La Asamblea General de la ONU, recién abierta en su presente edición, tiene en el presidente Donald Trump, el más notorio y detonante partícipe de cuantos concurren como cabeza de misión en este foro universal. Ningún otro como él es portador de un currículum tan copioso y, a la par tan polémico, en todo orden de temas y apreciaciones. Privan los hitos en la defección y en todo orden de los abandonos, cambios y discontinuidades.
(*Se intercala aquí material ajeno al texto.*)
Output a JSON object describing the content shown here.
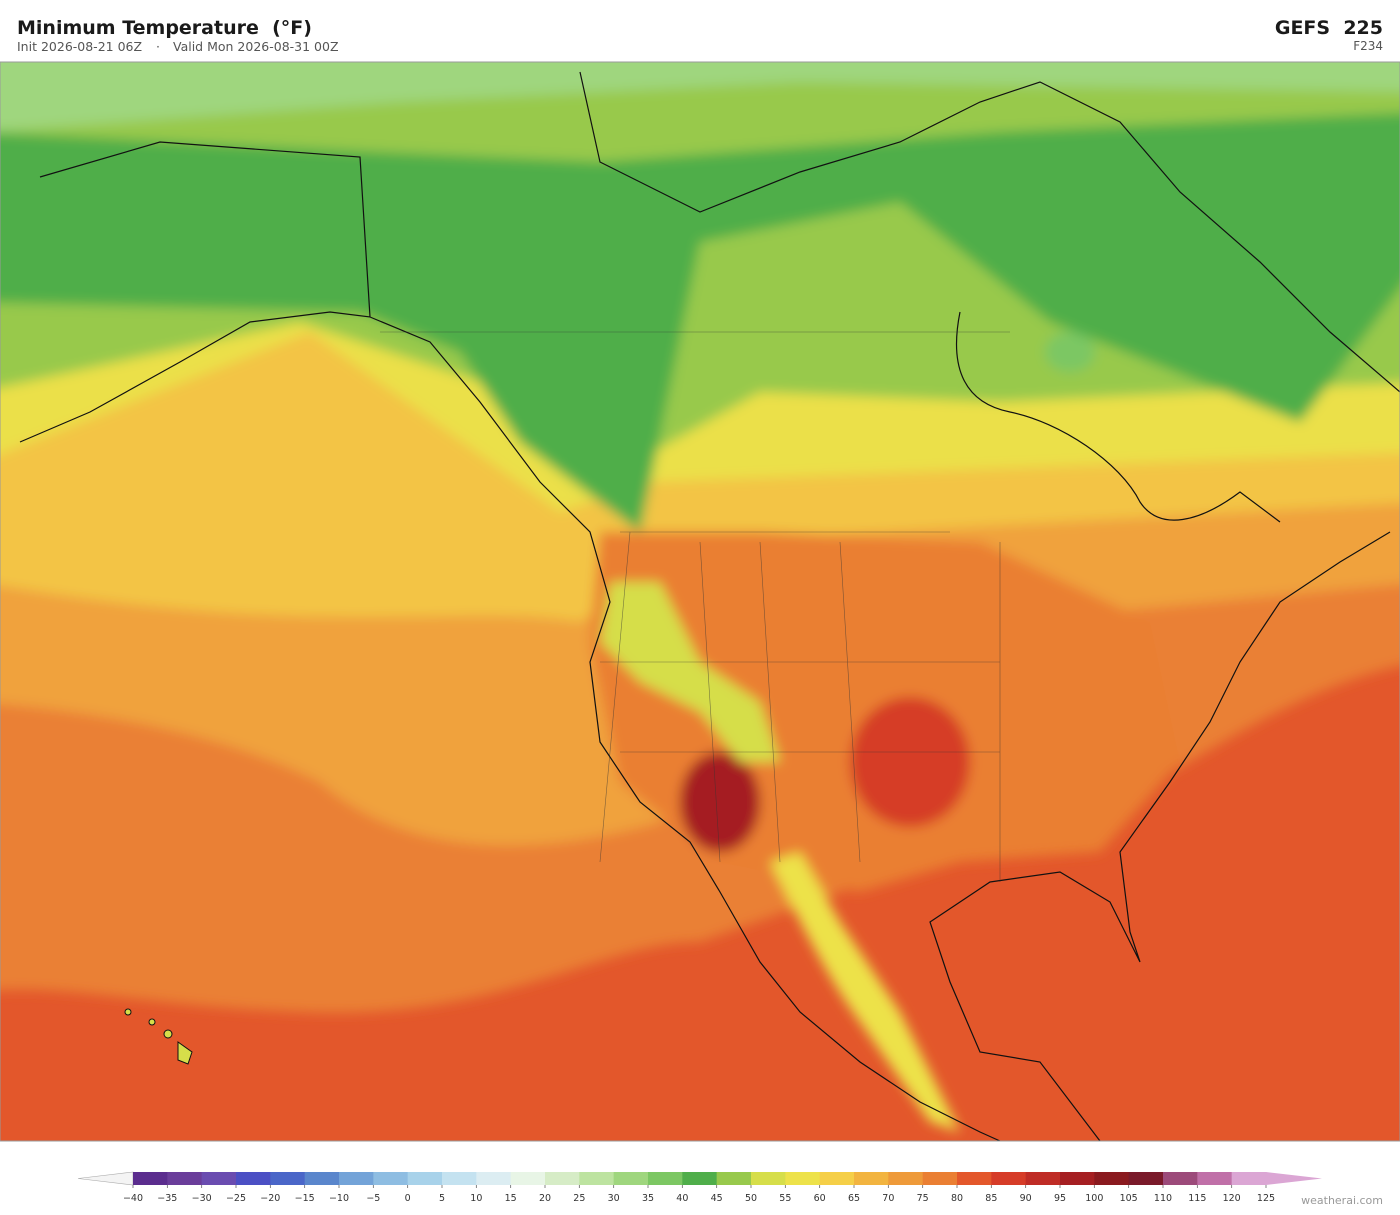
{
  "header": {
    "title": "Minimum Temperature  (°F)",
    "init": "Init 2026-08-21 06Z",
    "separator": "·",
    "valid": "Valid Mon 2026-08-31 00Z",
    "model": "GEFS  225",
    "forecast_hour": "F234"
  },
  "colorbar": {
    "ticks": [
      {
        "value": -40,
        "label": "−40"
      },
      {
        "value": -35,
        "label": "−35"
      },
      {
        "value": -30,
        "label": "−30"
      },
      {
        "value": -25,
        "label": "−25"
      },
      {
        "value": -20,
        "label": "−20"
      },
      {
        "value": -15,
        "label": "−15"
      },
      {
        "value": -10,
        "label": "−10"
      },
      {
        "value": -5,
        "label": "−5"
      },
      0,
      5,
      10,
      15,
      20,
      25,
      30,
      35,
      40,
      45,
      50,
      55,
      60,
      65,
      70,
      75,
      80,
      85,
      90,
      95,
      100,
      105,
      110,
      115,
      120,
      125
    ],
    "colors": [
      "#5b2d8e",
      "#6a3d9a",
      "#6a4cb0",
      "#4b4fc4",
      "#4a66c8",
      "#5a86cc",
      "#73a3d8",
      "#8ebde2",
      "#a8d2ea",
      "#c4e2f0",
      "#dcedf2",
      "#e8f5e6",
      "#d6ecc6",
      "#bde3a0",
      "#9fd67e",
      "#7cc763",
      "#4fae4a",
      "#98c94c",
      "#d6de4a",
      "#ede24a",
      "#f5cf48",
      "#f2b440",
      "#ee9a3a",
      "#ea7f33",
      "#e3572b",
      "#d63c28",
      "#bf2c26",
      "#a51f22",
      "#8a1a1f",
      "#7a1a2a",
      "#9c4a7a",
      "#c070a8",
      "#dba6d4"
    ],
    "under_color": "#f4f4f4",
    "over_color": "#dba6d4"
  },
  "footer": {
    "credit": "weatherai.com"
  }
}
Así, la defección del Acuerdo de París sobre el Clima, la retirada del Acuerdo Nuclear con la República Islámica de Irán, suscrito con la participación de todos los Miembros Permanentes del Consejo de Seguridad de la ONU y Alemania; el cambio a Jerusalén de la Embajada norteamericana en Israel, con los complementos antiárabes de la eliminación de los fondos para Palestina y para el Consejo de Derechos Humanos, reducción de aportaciones contributivas para las fuerzas aplicadas al mantenimiento de la paz; guerra comercial con China, y cambio a clima hostil en las relaciones dentro de la Comunidad Atlántica.

El cambio en tan distintos órdenes temáticos resulta más que sobrado para componer todo un ciclo epocal, cuya consistencia histórica, vista en términos de permanencia, sólo la crónica política y cultural precisará su perfil y efectivo valor.